The big(ger) pharma companies could likely - if they wanted to - produce all the data in-house. But they choose not to for classic outsourcing arguments; keeping headcount down, economy of scale, etc., or because the CRO has a unique capability.

So, big or small, the reality of modern biopharma research is a mix of internal and externally produced experiments and data.

But what is the problem with managing external data?

The problem with managing external data often comes down to delivery and formatting.

Typically data is delivered from the CRO's as Excel sheets or - even worse - as PowerPoint or PDF reports.

In most cases, the process starts with Excel sheets being emailed between the parties or in the “advanced” cases uploaded to a SharePoint site where the receiving pharma company can download the data files.

The pharma company will then internally have to spend time and resources on all the post-processing work of QC’ing the data and terminologies as well as uploading the data to the relevant internal data stores.

That is a lot of extra work and internal resources spent on data that the companies paid others to handle.

But experience tells us that it has to be done to ensure that the data quality is as expected, that the data is aligned with internal vocabularies and units, and that you catch typos, text in number columns (like N/A), data in the wrong columns, etc.

If not, the externally produced data cannot be stored and used for analysis together with the internal data.

How do you create a better process?

The easiest way would be for the CRO to load data directly into the internal data warehouse to make the process as efficient as possible, but this is in reality often not a viable solution.

Many organisations want to perform their own data quality checks, so there will always be a need for internal QC - and on top of that, no one is willing to let external partners into critical internal systems.

Therefore, the most common solutions are, as mentioned, that the CRO either uploads to a folder or SharePoint site, or simply sends via email.

When we can't take the manual QC out of the equation, it's all about having as smooth processes as possible, so that:

The CRO can deliver in an agreed format.
The pharma company can easily perform the internal QC.
The pharma company can easily transfer data to internal systems.

The solution: Data templates and an external data warehouse

The best way to get data delivered in a workable format is to use data exchange templates with agreed columns and terms. Describing "What are you going to deliver and in what format".

These data templates can be as simple as Excel sheets with agreed number and order of columns and column headers. Some of the columns can be fitted with dropdowns with controlled vocabulary of agreed terms to ensure aligned naming and spelling as well as some simple data checks.

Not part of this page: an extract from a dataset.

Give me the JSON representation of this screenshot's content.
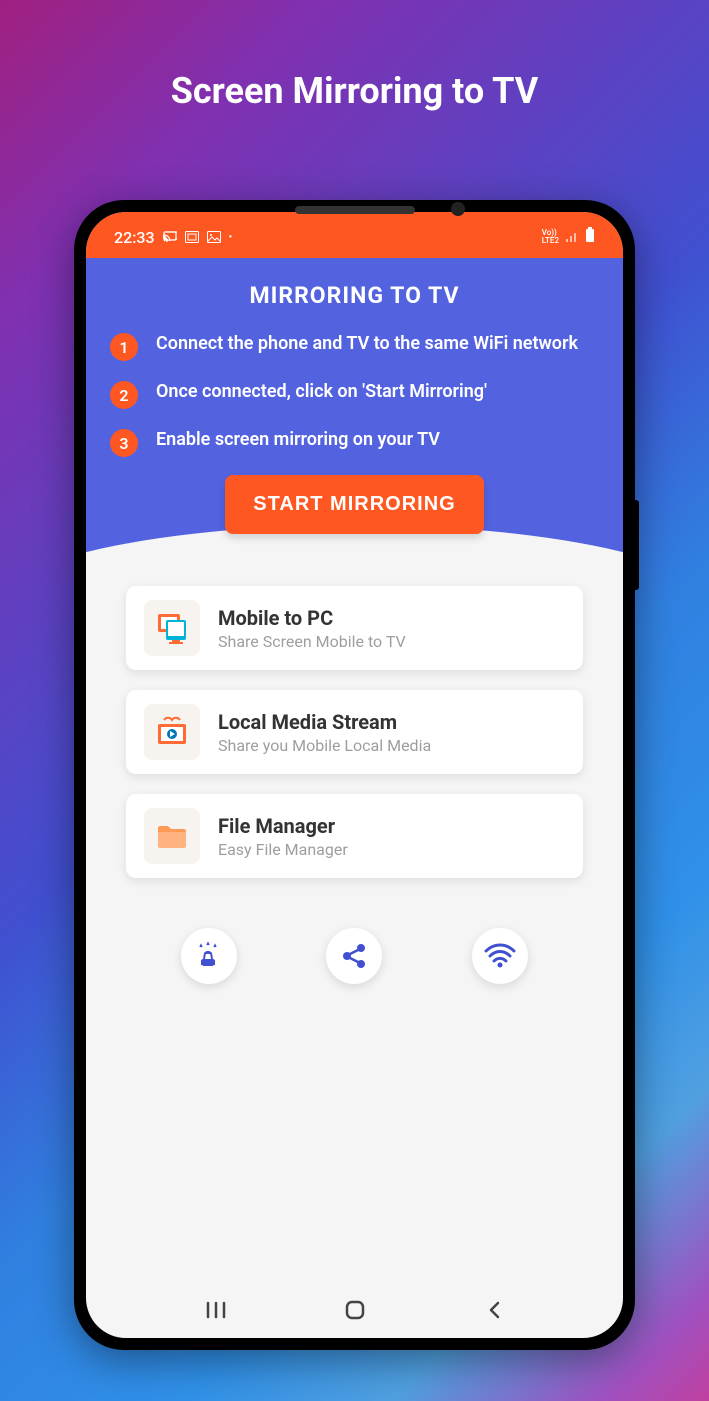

The CRO can then load these data templates directly into a data warehouse that lives on the outside of the pharma company's firewall. It acts as a staging area that does not jeopardise data security, and where scientists or the project management can easily review and quality assure the data.

Once the data is quality controlled, it can easily be pushed to the internal systems.

So, create a pre-database - a "CRO data store" - on the outside of the pharma company firewall and then have an automated or semi-automated sync process from "CRO data store" to "internal pharma data warehouse"

This way, you retain control of the data and replace the handheld collection and customisation of data with a structured and efficient process where data can be easily quality assured and subsequently stored together with internal data.

What can you achieve?

There are several obvious benefits to optimising this process.

Speed

You cut down on the manual hours needed to align data structure and perform quality control, so you reach your goals faster.

Resources

You use fewer internal resources on a task that you had outsourced to avoid handling internally.

Quality

You increase data quality.

And last but certainly not least: You gain the ability to use and compare internal and external data no matter where or by whom they are produced at a speed that mimics the internally produced data.